彼がそう言うと、付き従う2体のヒューマノイド型の機動ロボが、変形を始める。

蜘蛛のような形に変化したそれらは、もの凄いスピードで廊下を走り去って行った。

俺たちに、関わるなということだ。

「あたしも行くわよ」

イヴァが追いかけて来て、ディーノの横に並ぶ。

「私のルーシーに何かあったら、許さないんだからね」

スクールの中では、避難誘導が始まっていた。

中にいた人間たちは、次々と外に追いやられている。

「あなたも早く、避難しなさい」

彼女の声を合図に、恐ろしく高性能の機動ロボが、俺と彼らの間に立ちふさがった。

「すぐにここから、退避してください」

その機械の声に、俺は足を止める。

この先は、俺の関わっていい場面ではない。

それぞれのシチュエーションによって、それぞれの役割というものがあって、いま俺に出来ることは何もない。

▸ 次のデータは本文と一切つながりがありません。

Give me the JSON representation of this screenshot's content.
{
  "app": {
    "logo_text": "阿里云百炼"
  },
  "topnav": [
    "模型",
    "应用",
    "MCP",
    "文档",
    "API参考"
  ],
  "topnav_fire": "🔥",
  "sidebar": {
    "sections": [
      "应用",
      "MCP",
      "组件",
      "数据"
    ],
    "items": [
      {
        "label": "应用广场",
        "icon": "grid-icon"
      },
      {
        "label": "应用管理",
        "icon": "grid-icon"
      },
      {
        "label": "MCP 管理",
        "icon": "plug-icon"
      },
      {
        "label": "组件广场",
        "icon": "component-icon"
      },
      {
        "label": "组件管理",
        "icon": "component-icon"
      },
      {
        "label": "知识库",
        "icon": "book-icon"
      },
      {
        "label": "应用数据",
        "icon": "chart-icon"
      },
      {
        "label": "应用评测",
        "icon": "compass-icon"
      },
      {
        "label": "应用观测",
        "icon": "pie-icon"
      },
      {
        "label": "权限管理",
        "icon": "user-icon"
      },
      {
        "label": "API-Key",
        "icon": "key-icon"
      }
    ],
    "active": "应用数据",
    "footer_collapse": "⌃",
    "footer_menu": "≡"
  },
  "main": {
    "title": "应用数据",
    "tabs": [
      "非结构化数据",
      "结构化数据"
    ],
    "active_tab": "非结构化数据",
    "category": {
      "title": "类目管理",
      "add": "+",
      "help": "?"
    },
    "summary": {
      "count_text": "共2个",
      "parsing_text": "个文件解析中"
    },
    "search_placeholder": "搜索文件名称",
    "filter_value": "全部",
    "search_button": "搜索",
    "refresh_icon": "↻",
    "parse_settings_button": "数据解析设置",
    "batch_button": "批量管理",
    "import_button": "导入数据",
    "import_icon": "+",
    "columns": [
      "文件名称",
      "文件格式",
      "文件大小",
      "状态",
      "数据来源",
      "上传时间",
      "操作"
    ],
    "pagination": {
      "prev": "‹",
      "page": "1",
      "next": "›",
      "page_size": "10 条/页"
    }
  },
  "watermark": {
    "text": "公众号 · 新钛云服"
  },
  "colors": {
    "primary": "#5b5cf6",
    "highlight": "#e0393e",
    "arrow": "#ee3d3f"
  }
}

ディーノとイヴァの背中はやがて小さくなり、廊下の角に消えた。

「すぐにここから、退避してください」

この機動ロボに、俺が何かを訴えても、このセリフ以上の返答はなく、そこを無理矢理突破することは不可能だった。

俺は、機械のように体を反転させた。

カズコたちの言う通りだった。

俺に出来ることは何もない。

俺よりもずっと優秀でずっと経験豊富な、専門の人間に任せておけばそれでいいんだ。

俺はジャンにはかなわないし、ジャンやニールにしたって、俺相手じゃ素直に話を聞いてくれるとも思えない。

たとえルーシーを彼らから助け出したとして、そのあとのことはどうすればいいんだろう。

ジャンに謝る? それもおかしな話だ。

スクールに居つづけるためには、彼らとの摩擦を避けなければいけない。

だとすれば、スクールを管轄する彼らに任せるのが、やっぱり最適なんだ。

ルーシーは、必ず助けられるだろう。

あの人たちは、そういう人たちだ。

スクールの外に出た。

相変わらず曇の多い空を見上げる。

立ち止まった俺を、同じ場所から出てきた奴らが、次々と追い越していく。

さぁ、俺も、大人しく自分の定位置に戻ろう。

歩き始めた俺の前に、カズコとレオンの姿が見えた。

「おかえり、ヘラルド」

カズコはそう言った。

「スクールの課題は、自宅のパソコンから接続が可能になるそうよ」

レオンも静かに微笑む。

「わざわざ集められる口実がなくなって、ある意味ラクになったな」

彼の手がポンと俺の肩に乗って、俺たちは歩き出した。

「どっか、飯でも一緒に食って帰ろうぜ」

爆音と共に、スクールの一部から黒煙が上がった。

その煙はすぐに白煙に変わり、やがて消えていく。

スクールの消火機能は、ちゃんと動いている。

あの中で、あの小さな警備ロボットたちは、一生懸命動いているのだろう。

それらを全部動かしているのは、キャンプベースから来たあの3人だ。

俺の足が、オートマチックにスクールへ向かった。

「ヘラルド! ダメよ!」

カズコが叫ぶ。

俺は入り口の重い扉を体でこじ開けると、中へ入った。

スクール内部の灯りは、全て消えていた。

電気系統が独立している非常灯だけが、辺りを照らしている。

「キャンビー、ライト!」

俺の走る廊下の先が照らされた。

ジャンたちは、最上階へ向かったはずだ。

そこへ行く抜け道は、必ずどこかにあるはず。

俺は記憶の片隅を探っていた。

俺がここに来た時は、まだ5歳程度の子どもだった。

保育ルームで一緒に育った俺たちは、ここの内部の状態なら、誰よりもよく知っている。

俺はスクールの幼児ルームに向かった。

やっぱり、だ。

小さな子供たちはすでに退避して無人だったが、施設の内部はどこも無傷な状態だった。

壁際のスイッチに手を当てる。

手動で灯りが点灯した。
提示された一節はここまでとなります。